More on Hwange Safari Lodge in one of my next segments.
I will not delve much into the nitty-gritties of the sumptuous food, but on how I nearly gave up proceeding with my escapade to the legendary Gwayi River Mine.
On this particular night, it seemed lady luck was on my side as I had a chance encounter with four of the famous Big Five (minus black rhinoceros) while a spectacular movie script was in the offing: watching African wild dogs, popularly known as painted dogs, which were in hot pursuit of an antelope and later started having a feast on it.
Thanks to my host’s waiters who informed me that these breeds of animals are among the continent’s most endangered species as their population continues to dwindle, hence each of the four I managed to come across had some form of electronic collars around their necks so as to monitor their movements especially against poachers and other related predators.
As if that was not enough, I joined a group of tourists embarking on a night game drive into the adjacent Sikumi Estate. I later learnt that this type of game drive is popularly known in local tourism lingo as “night eyes”. However if the truth is to be told, “night eyes” is not for the fainthearted with lion roars and trumpeting elephants in the background. To me it seemed as if the threatening sounds from these animals were coming from just behind from where I was seated.
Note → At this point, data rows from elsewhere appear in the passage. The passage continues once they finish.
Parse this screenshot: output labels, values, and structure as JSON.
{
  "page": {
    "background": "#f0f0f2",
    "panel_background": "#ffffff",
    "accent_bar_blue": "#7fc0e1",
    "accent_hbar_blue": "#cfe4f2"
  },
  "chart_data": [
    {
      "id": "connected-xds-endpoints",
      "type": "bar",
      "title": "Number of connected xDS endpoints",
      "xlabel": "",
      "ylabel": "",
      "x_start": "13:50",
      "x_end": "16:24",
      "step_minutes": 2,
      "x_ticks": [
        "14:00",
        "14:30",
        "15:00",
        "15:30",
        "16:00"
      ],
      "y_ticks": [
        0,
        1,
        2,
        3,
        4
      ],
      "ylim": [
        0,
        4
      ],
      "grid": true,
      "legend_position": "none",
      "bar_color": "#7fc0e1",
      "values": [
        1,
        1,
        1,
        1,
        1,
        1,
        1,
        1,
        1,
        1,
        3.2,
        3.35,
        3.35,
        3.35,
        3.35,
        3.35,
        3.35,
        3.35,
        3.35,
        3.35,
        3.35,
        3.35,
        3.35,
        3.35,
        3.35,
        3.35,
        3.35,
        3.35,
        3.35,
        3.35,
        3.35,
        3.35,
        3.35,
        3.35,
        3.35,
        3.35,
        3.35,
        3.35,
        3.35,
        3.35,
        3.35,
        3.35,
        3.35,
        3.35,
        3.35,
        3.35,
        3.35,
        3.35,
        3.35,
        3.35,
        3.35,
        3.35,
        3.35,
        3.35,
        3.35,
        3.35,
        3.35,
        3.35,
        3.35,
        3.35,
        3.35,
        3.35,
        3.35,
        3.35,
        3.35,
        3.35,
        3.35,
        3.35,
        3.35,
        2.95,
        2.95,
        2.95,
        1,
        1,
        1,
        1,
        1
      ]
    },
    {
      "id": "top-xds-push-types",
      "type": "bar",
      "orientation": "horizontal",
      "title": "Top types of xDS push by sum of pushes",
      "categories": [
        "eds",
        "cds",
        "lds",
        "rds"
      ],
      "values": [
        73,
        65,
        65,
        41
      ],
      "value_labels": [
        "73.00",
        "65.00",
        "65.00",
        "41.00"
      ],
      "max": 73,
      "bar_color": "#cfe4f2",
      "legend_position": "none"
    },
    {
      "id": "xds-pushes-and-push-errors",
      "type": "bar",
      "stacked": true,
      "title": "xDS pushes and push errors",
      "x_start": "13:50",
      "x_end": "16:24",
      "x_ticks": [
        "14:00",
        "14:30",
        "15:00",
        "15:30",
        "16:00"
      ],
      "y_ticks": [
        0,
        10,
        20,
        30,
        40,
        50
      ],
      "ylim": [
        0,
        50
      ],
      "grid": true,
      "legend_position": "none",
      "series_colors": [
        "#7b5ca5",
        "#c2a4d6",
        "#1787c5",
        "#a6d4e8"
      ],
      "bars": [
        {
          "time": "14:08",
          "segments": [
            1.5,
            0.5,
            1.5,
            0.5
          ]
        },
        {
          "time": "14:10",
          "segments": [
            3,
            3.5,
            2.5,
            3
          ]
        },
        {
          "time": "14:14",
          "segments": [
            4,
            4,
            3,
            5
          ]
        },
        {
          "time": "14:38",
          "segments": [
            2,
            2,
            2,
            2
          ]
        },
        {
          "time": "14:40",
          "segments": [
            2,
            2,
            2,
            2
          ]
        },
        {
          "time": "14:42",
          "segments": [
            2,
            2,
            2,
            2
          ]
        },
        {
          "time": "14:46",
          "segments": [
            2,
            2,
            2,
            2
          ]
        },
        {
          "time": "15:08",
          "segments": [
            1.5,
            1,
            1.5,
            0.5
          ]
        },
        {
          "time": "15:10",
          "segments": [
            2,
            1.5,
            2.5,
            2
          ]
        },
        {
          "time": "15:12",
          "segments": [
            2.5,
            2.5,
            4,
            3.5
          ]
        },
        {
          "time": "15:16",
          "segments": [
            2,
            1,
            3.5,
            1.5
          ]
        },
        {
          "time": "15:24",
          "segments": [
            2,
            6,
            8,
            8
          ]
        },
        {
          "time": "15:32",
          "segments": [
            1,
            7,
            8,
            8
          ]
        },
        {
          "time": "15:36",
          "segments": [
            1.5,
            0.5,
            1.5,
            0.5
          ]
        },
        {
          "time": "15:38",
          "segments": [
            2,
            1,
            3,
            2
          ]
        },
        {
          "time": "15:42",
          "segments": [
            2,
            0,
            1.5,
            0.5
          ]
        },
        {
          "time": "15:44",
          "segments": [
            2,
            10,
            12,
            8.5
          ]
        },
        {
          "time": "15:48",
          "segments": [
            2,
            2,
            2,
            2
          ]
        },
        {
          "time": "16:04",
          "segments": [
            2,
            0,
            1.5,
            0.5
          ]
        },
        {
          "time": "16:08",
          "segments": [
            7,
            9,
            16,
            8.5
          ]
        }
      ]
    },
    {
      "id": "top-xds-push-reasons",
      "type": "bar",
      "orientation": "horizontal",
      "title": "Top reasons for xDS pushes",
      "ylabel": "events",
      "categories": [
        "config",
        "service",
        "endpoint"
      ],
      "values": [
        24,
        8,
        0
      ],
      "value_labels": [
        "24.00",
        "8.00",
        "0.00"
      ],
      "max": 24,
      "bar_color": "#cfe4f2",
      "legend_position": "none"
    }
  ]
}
I might end up writing a complete book about my escapades at Sikumi Tree Lodge courtesy of the mechanical fault on my vehicle. Barring any unforeseen circumstances, I will certainly bring my family during the forthcoming Easer holidays.
However, the authorities need to speedily address the issue of a standby generator, which could be handy during unpredictable electricity blackouts. On how my vehicle was repaired; let us leave it for another day because I am still fantasising about slumbering on top of a tree whose bungalow is a marvel and second to none.
Till we meet again on the next Travelling and Touring edition, let us all bear in mind that the coronavirus pandemic is real and let us all take the necessary precautions in order to save lives.